Before Sandy hit, I wrote briefly about Google’s use of a crisis map to help residents and responders.
Since then, we have seen actions across the social media boundaries that have helped those affected by Sandy.
- The Fire Department of New York had a one-woman Twitter response team. Emily Rahimi responded to cries for help when residents were unable to get through to 911 or 311.
- New York utility provider Con Edison also used social media to get out pertinent information and respond to customers.
- Philly311 greatly helped Philadelphia respond to questions and disseminate information.
And then there is Cory Booker, mayor of Newark, New Jersey. I’ve written before about Mayor Booker’s use of Twitter. During Sandy and the ongoing recovery, Booker has tirelessly worked to respond to citizens and deliver necessary supplies to those in need.

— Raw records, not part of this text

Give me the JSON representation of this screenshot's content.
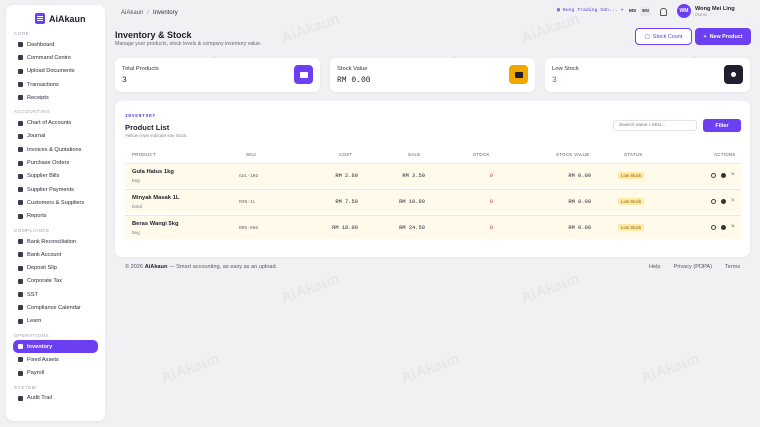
{
  "brand": {
    "name": "AiAkaun"
  },
  "breadcrumb": {
    "root": "AiAkaun",
    "separator": "/",
    "current": "Inventory"
  },
  "topbar": {
    "company": "Bung Trading Sdn...",
    "lang": [
      "MS",
      "EN"
    ],
    "active_lang": "EN",
    "user": {
      "initials": "WM",
      "name": "Wong Mei Ling",
      "role": "Owner"
    }
  },
  "sidebar": {
    "sections": [
      {
        "title": "CORE",
        "items": [
          "Dashboard",
          "Command Centre",
          "Upload Documents",
          "Transactions",
          "Receipts"
        ]
      },
      {
        "title": "ACCOUNTING",
        "items": [
          "Chart of Accounts",
          "Journal",
          "Invoices & Quotations",
          "Purchase Orders",
          "Supplier Bills",
          "Supplier Payments",
          "Customers & Suppliers",
          "Reports"
        ]
      },
      {
        "title": "COMPLIANCE",
        "items": [
          "Bank Reconciliation",
          "Bank Account",
          "Deposit Slip",
          "Corporate Tax",
          "SST",
          "Compliance Calendar",
          "Learn"
        ]
      },
      {
        "title": "OPERATIONS",
        "items": [
          "Inventory",
          "Fixed Assets",
          "Payroll"
        ]
      },
      {
        "title": "SYSTEM",
        "items": [
          "Audit Trail"
        ]
      }
    ],
    "active": "Inventory"
  },
  "page": {
    "title": "Inventory & Stock",
    "subtitle": "Manage your products, stock levels & company inventory value.",
    "stock_count_label": "Stock Count",
    "new_product_label": "New Product"
  },
  "stats": [
    {
      "label": "Total Products",
      "value": "3",
      "color": "#6d3ff2"
    },
    {
      "label": "Stock Value",
      "value": "RM 0.00",
      "color": "#f0a800"
    },
    {
      "label": "Low Stock",
      "value": "3",
      "color": "#1f1f2e"
    }
  ],
  "product_list": {
    "eyebrow": "INVENTORY",
    "title": "Product List",
    "hint": "Yellow rows indicate low stock.",
    "search_placeholder": "Search name / SKU...",
    "filter_label": "Filter",
    "columns": [
      "PRODUCT",
      "SKU",
      "COST",
      "SALE",
      "STOCK",
      "STOCK VALUE",
      "STATUS",
      "ACTIONS"
    ],
    "rows": [
      {
        "name": "Gula Halus 1kg",
        "unit": "beg",
        "sku": "GUL-1KG",
        "cost": "RM 2.60",
        "sale": "RM 3.50",
        "stock": "0",
        "stock_value": "RM 0.00",
        "status": "Low Stock"
      },
      {
        "name": "Minyak Masak 1L",
        "unit": "botol",
        "sku": "MIN-1L",
        "cost": "RM 7.50",
        "sale": "RM 10.90",
        "stock": "0",
        "stock_value": "RM 0.00",
        "status": "Low Stock"
      },
      {
        "name": "Beras Wangi 5kg",
        "unit": "beg",
        "sku": "BR5-5KG",
        "cost": "RM 18.00",
        "sale": "RM 24.50",
        "stock": "0",
        "stock_value": "RM 0.00",
        "status": "Low Stock"
      }
    ]
  },
  "footer": {
    "prefix": "© 2026",
    "brand": "AiAkaun",
    "tagline": "— Smart accounting, as easy as an upload.",
    "links": [
      "Help",
      "Privacy (PDPA)",
      "Terms"
    ]
  },
  "watermark": "AiAkaun"
}
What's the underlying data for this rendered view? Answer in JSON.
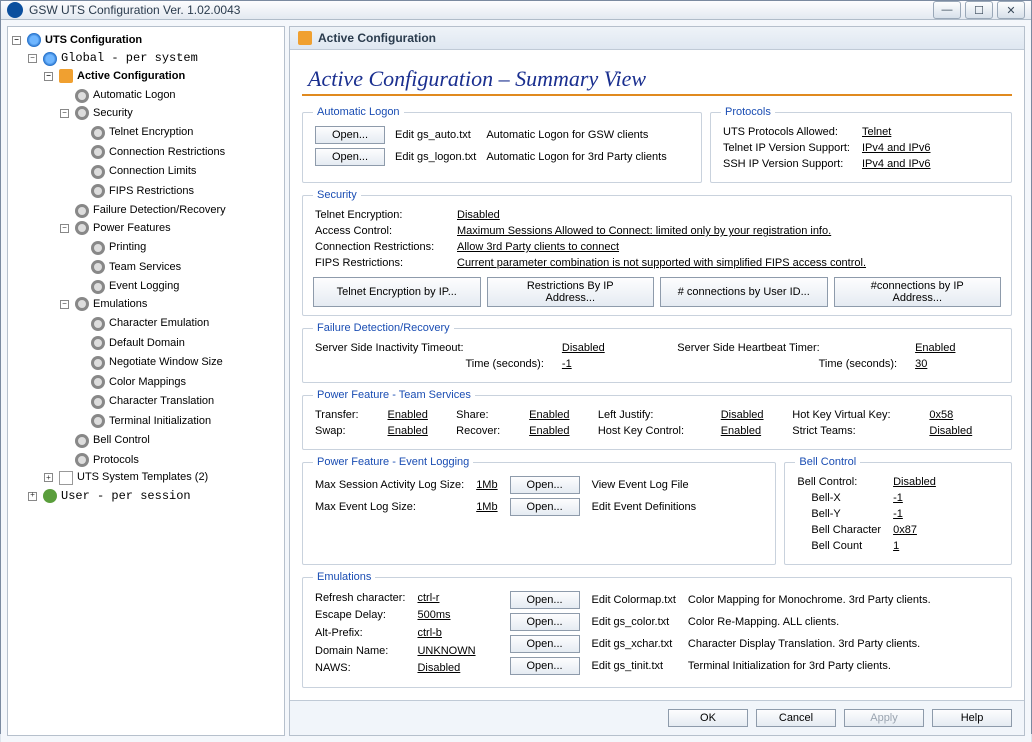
{
  "window": {
    "title": "GSW UTS Configuration      Ver. 1.02.0043"
  },
  "tree": {
    "root": "UTS Configuration",
    "global": "Global  - per system",
    "active_cfg": "Active Configuration",
    "auto_logon": "Automatic Logon",
    "security": "Security",
    "sec_telnet": "Telnet Encryption",
    "sec_connrest": "Connection Restrictions",
    "sec_connlim": "Connection Limits",
    "sec_fips": "FIPS Restrictions",
    "fdr": "Failure Detection/Recovery",
    "power": "Power Features",
    "pf_print": "Printing",
    "pf_team": "Team Services",
    "pf_event": "Event Logging",
    "emul": "Emulations",
    "em_char": "Character Emulation",
    "em_dom": "Default Domain",
    "em_naw": "Negotiate Window Size",
    "em_colmap": "Color Mappings",
    "em_chartr": "Character Translation",
    "em_tinit": "Terminal Initialization",
    "bell": "Bell Control",
    "protocols": "Protocols",
    "templates": "UTS System Templates (2)",
    "user": "User   - per session"
  },
  "header": {
    "title": "Active Configuration"
  },
  "page_title": "Active Configuration – Summary View",
  "auto_logon": {
    "legend": "Automatic Logon",
    "open": "Open...",
    "edit1": "Edit gs_auto.txt",
    "desc1": "Automatic Logon for GSW clients",
    "edit2": "Edit gs_logon.txt",
    "desc2": "Automatic Logon for 3rd Party clients"
  },
  "protocols": {
    "legend": "Protocols",
    "l1": "UTS Protocols Allowed:",
    "v1": "Telnet",
    "l2": "Telnet IP Version Support:",
    "v2": "IPv4 and IPv6",
    "l3": "SSH IP Version Support:",
    "v3": "IPv4 and IPv6"
  },
  "security": {
    "legend": "Security",
    "l1": "Telnet Encryption:",
    "v1": "Disabled",
    "l2": "Access Control:",
    "v2": "Maximum Sessions Allowed to Connect: limited only by your registration info.",
    "l3": "Connection Restrictions:",
    "v3": "Allow 3rd Party clients to connect",
    "l4": "FIPS Restrictions:",
    "v4": "Current parameter combination is not supported with simplified FIPS access control.",
    "b1": "Telnet Encryption by IP...",
    "b2": "Restrictions By IP Address...",
    "b3": "# connections by User ID...",
    "b4": "#connections by IP Address..."
  },
  "fdr": {
    "legend": "Failure Detection/Recovery",
    "l1": "Server Side Inactivity Timeout:",
    "v1": "Disabled",
    "l2": "Time (seconds):",
    "v2": "-1",
    "l3": "Server Side Heartbeat Timer:",
    "v3": "Enabled",
    "l4": "Time (seconds):",
    "v4": "30"
  },
  "pf_team": {
    "legend": "Power Feature - Team Services",
    "transfer_l": "Transfer:",
    "transfer_v": "Enabled",
    "share_l": "Share:",
    "share_v": "Enabled",
    "lj_l": "Left Justify:",
    "lj_v": "Disabled",
    "hk_l": "Hot Key Virtual Key:",
    "hk_v": "0x58",
    "swap_l": "Swap:",
    "swap_v": "Enabled",
    "rec_l": "Recover:",
    "rec_v": "Enabled",
    "hkc_l": "Host Key Control:",
    "hkc_v": "Enabled",
    "st_l": "Strict Teams:",
    "st_v": "Disabled"
  },
  "pf_event": {
    "legend": "Power Feature - Event Logging",
    "l1": "Max Session Activity Log Size:",
    "v1": "1Mb",
    "l2": "Max Event Log Size:",
    "v2": "1Mb",
    "open": "Open...",
    "d1": "View Event Log File",
    "d2": "Edit Event Definitions"
  },
  "bell": {
    "legend": "Bell Control",
    "l1": "Bell Control:",
    "v1": "Disabled",
    "l2": "Bell-X",
    "v2": "-1",
    "l3": "Bell-Y",
    "v3": "-1",
    "l4": "Bell Character",
    "v4": "0x87",
    "l5": "Bell Count",
    "v5": "1"
  },
  "emul": {
    "legend": "Emulations",
    "l1": "Refresh character:",
    "v1": "ctrl-r",
    "l2": "Escape Delay:",
    "v2": "500ms",
    "l3": "Alt-Prefix:",
    "v3": "ctrl-b",
    "l4": "Domain Name:",
    "v4": "UNKNOWN",
    "l5": "NAWS:",
    "v5": "Disabled",
    "open": "Open...",
    "e1": "Edit Colormap.txt",
    "d1": "Color Mapping for Monochrome. 3rd Party clients.",
    "e2": "Edit gs_color.txt",
    "d2": "Color Re-Mapping. ALL clients.",
    "e3": "Edit gs_xchar.txt",
    "d3": "Character Display Translation. 3rd Party clients.",
    "e4": "Edit gs_tinit.txt",
    "d4": "Terminal Initialization for 3rd Party clients."
  },
  "footer": {
    "ok": "OK",
    "cancel": "Cancel",
    "apply": "Apply",
    "help": "Help"
  }
}
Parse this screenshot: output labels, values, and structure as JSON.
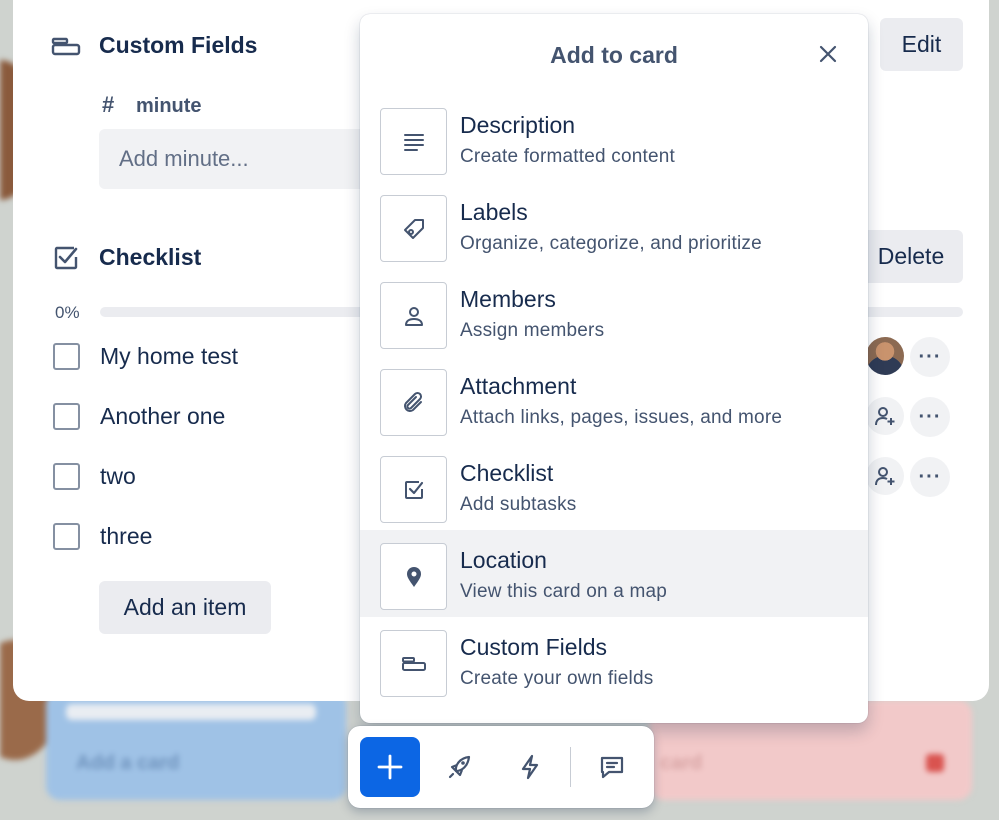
{
  "card": {
    "custom_fields": {
      "title": "Custom Fields",
      "edit_label": "Edit",
      "field_name": "minute",
      "field_placeholder": "Add minute..."
    },
    "checklist": {
      "title": "Checklist",
      "delete_label": "Delete",
      "progress_text": "0%",
      "progress": 0,
      "items": [
        {
          "text": "My home test",
          "checked": false,
          "assignee": "avatar"
        },
        {
          "text": "Another one",
          "checked": false,
          "assignee": "add-member-icon"
        },
        {
          "text": "two",
          "checked": false,
          "assignee": "add-member-icon"
        },
        {
          "text": "three",
          "checked": false,
          "assignee": null
        }
      ],
      "add_item_label": "Add an item"
    }
  },
  "popover": {
    "title": "Add to card",
    "items": [
      {
        "title": "Description",
        "subtitle": "Create formatted content",
        "icon": "description-icon"
      },
      {
        "title": "Labels",
        "subtitle": "Organize, categorize, and prioritize",
        "icon": "label-icon"
      },
      {
        "title": "Members",
        "subtitle": "Assign members",
        "icon": "member-icon"
      },
      {
        "title": "Attachment",
        "subtitle": "Attach links, pages, issues, and more",
        "icon": "paperclip-icon"
      },
      {
        "title": "Checklist",
        "subtitle": "Add subtasks",
        "icon": "checklist-icon"
      },
      {
        "title": "Location",
        "subtitle": "View this card on a map",
        "icon": "location-pin-icon",
        "highlighted": true
      },
      {
        "title": "Custom Fields",
        "subtitle": "Create your own fields",
        "icon": "custom-fields-icon"
      }
    ]
  },
  "background": {
    "left_card_text": "Add a card",
    "right_card_text": "card"
  },
  "colors": {
    "accent": "#0c66e4",
    "text": "#172b4d",
    "subtle_text": "#44546f",
    "button_bg": "#ebecf0",
    "highlight_bg": "#f1f2f4"
  }
}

And when a woman messaged him that her power wasn’t on, he invited her and any other residents to stay at his home. He provided wi-fi, his DVD collection, power outlets to charge phones, heat, and food. Pretty incredible in this day and age. For a collection of his best tweets, check out this link.
I think folks, and governments and companies, are really seeing that social media is a two-way street that can work in their favor. But in most of these cases, it seems as if one or two dedicated individuals go beyond the call of duty to help people. And I wonder if the responses would have been the same without these vital employees.